Título: Cana avança, e esmagadoras encaram falta de soja em GO
Autor: Bouças, Cibelle e Scaramuzzo, Mônica
Fonte: Valor Econômico, 27/11/2006, Agronegócios, p. B14

A instalação de usinas sucroalcooleiras e de biodiesel em Goiás trouxe ânimo novo aos produtores e começa a gerar uma corrida por terras no Estado. Endividados pela crise das safras anteriores, sojicultores reduzem progressivamente a área com a oleaginosa para apostar no plantio de cana, em uma corrida que também reúne produtores de algodão e pecuaristas.

Mas a "febre" preocupa indústrias e governo local.
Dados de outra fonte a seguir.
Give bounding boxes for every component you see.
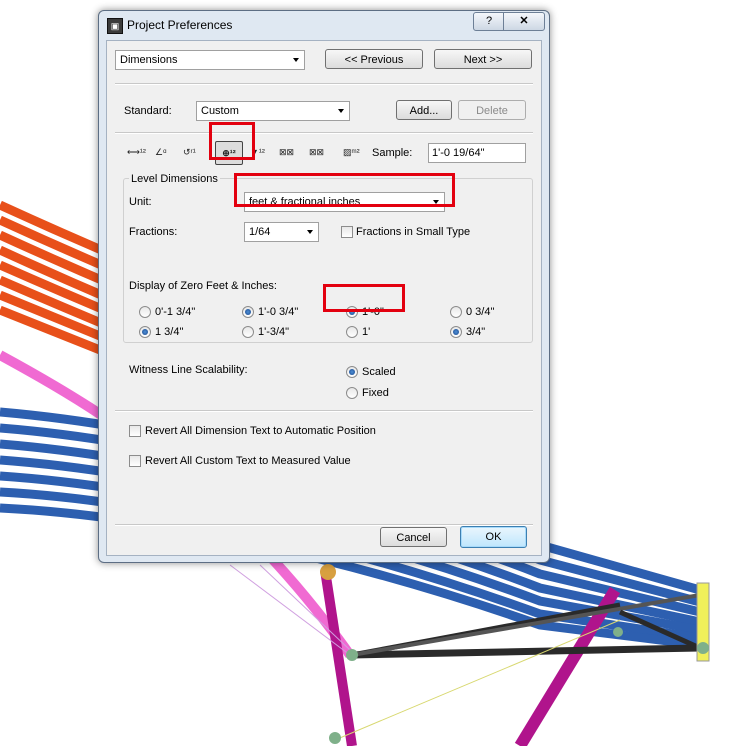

No lado privado, são as esmagadoras de soja que reclamam, porque estão sendo obrigadas a "importar" o grão de outros Estados; na frente pública, o temor está relacionado à diversificação de culturas.

Neste ano, a crescente demanda de soja para biodiesel e a redução de área plantada obrigaram indústrias a buscar o grão de Estados como Bahia, Mato Grosso e Tocantins. Antônio Carlos Chavaglia, presidente da Cooperativa Mista dos Produtores Rurais do Sudoeste Goiano (Comigo), diz que normalmente as esmagadoras trazem soja de outros Estados apenas no fim do ano.

"Mas, como os produtores estão muito endividados, houve um interesse em exportar boa parte da safra e vender o restante nos leilões de Pesoja [promovidos pela Conab]. Aí a oferta ficou menor", afirma.

A Granol, com uma usina de biodiesel em Itumbiara com capacidade para esmagar 3 mil toneladas de grãos por dia, opera com 50% da sua capacidade por falta de matéria-prima e, ainda assim, tem de recorrer a outros Estados. Goiás tem mais três projetos de usinas em fase de instalação - da Caramuru no município de São Simão, da Biocamp em Campos Verdes e da Binatural em Formosa.

A Caramuru informou que um terço dos grãos usados em suas processadoras de soja em São Simão e Itumbiara foram comprados em outros Estados em 2006. "Os leilões do governo deram suporte aos preços da soja no Estado, o que dificultou a compra pelas indústrias. Com os novos projetos de biodiesel, há empresas não tradicionais em óleos vegetais comprando o grão para suprir sua demanda, o que também ajudou a enxugar a oferta", diz Cesar Borges, vice-presidente da Caramuru.

Segundo a Secretaria de Agricultura de Goiás, a produção local de soja caiu 7,94% em 2005/06, para 6,018 milhões de toneladas. Do total, 2,7 milhões foram exportadas até outubro. Pedro Arantes, assessor de economia da Federação da Agricultura e Pecuária de Goiás (Faeg), estima que a área com soja deve cair mais 15% em 2006/07, o que equivale a 300 mil hectares.

"A cana toma parte dessa área, no sul e sudoeste de Goiás. O que preocupa é que nos municípios onde a cana entra, ela se torna monocultura", diz. Ele observa que neste ano a cana ocupou 200 mil hectares, e que a área deve saltar para 400 mil em 2007. A lavoura vem sendo plantada no sul e no sudoeste, substituindo áreas de algodão, pastagem e soja. Para Arantes, a cana empurra o algodão para a região norte do Estado, o que indiretamente também afeta a soja.

Em tradicionais cidades de soja, como Rio Verde, o temor com o avanço da cana é maior. Tanto que a prefeitura do município assinou um decreto limitando o cultivo da cana em 10% da área agricultável (ou 50 mil hectares) para evitar um rolo compressor sobre os grãos.

Para Igor Montenegro, presidente do Sindicato da Indústria de Fabricação de Álcool no Estado (Sifaeg), isso não é uma preocupação - até porque, para ele, a medida é inconstitucional, ainda que, no momento, a entidade não planeje entrar na Justiça contra a decisão da prefeitura.

Goiás está entre os Estados do Centro-Oeste que mais projetos têm para novas usinas sucroalcooleiras. Até o momento, são 12 projetos para entrar em operação até 2009, em um investimento total de quase R$ 1,5 bilhão. Goiás já conta com 15 usinas e produz quase 17 milhões de toneladas de cana.

Nesse cenário, Odilon Claro de Lima, secretário de Agricultura do Estado, está apreensivo porém confiante. "Temos que definir políticas de estímulo a todas as culturas, sem impedir o avanço da cana, que trará riqueza para o Estado".